Identifying maternal infection is the critical first step to finding those babies who should be monitored for congenital infection in the first year of life. Maternal screening should lead to appropriate treatment of the mother and identification and treatment of infected children, reducing the number of people at risk for progression to serious disease and further vertical transmission. Understanding the extent and distribution of Chagas disease in women of child-bearing age is needed to design a cost-effective strategy for this intervention. The results of the previously mentioned studies of high-risk pregnant women argue for larger and more generalizable studies to develop appropriate public health interventions.

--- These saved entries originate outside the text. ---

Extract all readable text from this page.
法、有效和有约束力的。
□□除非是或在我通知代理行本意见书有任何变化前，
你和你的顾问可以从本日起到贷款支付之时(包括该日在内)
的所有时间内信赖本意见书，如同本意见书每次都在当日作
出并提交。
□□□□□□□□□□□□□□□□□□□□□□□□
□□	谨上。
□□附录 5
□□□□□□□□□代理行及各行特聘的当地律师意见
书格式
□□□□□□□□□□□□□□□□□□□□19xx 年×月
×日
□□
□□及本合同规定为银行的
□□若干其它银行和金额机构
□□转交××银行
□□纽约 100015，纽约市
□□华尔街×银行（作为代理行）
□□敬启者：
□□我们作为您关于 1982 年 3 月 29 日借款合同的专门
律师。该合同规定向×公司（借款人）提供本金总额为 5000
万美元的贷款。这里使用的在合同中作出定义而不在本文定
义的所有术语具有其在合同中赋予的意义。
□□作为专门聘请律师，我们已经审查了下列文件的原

Limited data suggest that Chagas disease may contribute to up to 16% of non-ischemic cardiomyopathy in at risk Latino populations in the United States, which could potentially be prevented with early identification and treatment. Large-scale studies are needed to assess the burden of cardiac disease, define the population at risk, and quantify the costs associated with unrecognized chagasic heart disease. These data would inform cost-effective strategies to ensure that symptomatic patients receive care appropriate for their infection and asymptomatic patients are preemptively screened and treated for chronic infection before serious disease develops.
A critical gap is lack of understanding of the risk of domestic vector-borne transmission and how autochthonous infections contribute to congenital infection and cardiac disease burden. Studies should be conducted in areas known to have triatomines infected with T. cruzi, to define how often autochthonous vector-borne transmission occurs and the risk factors for infection. These studies should include determinations of the presence and T. cruzi infection rate in triatomine bugs and animal reservoirs within the same geographic area as an assessment of human infection risk. Consideration of autochthonous vector-borne T. cruzi infection among patients with cardiomyopathy in these same areas will help quantify the role of these infections in the overall Chagas disease burden. Understanding how much autochthonous transmission is occurring and who is at risk are critical to development of prevention strategies to protect persons from vector-borne infection.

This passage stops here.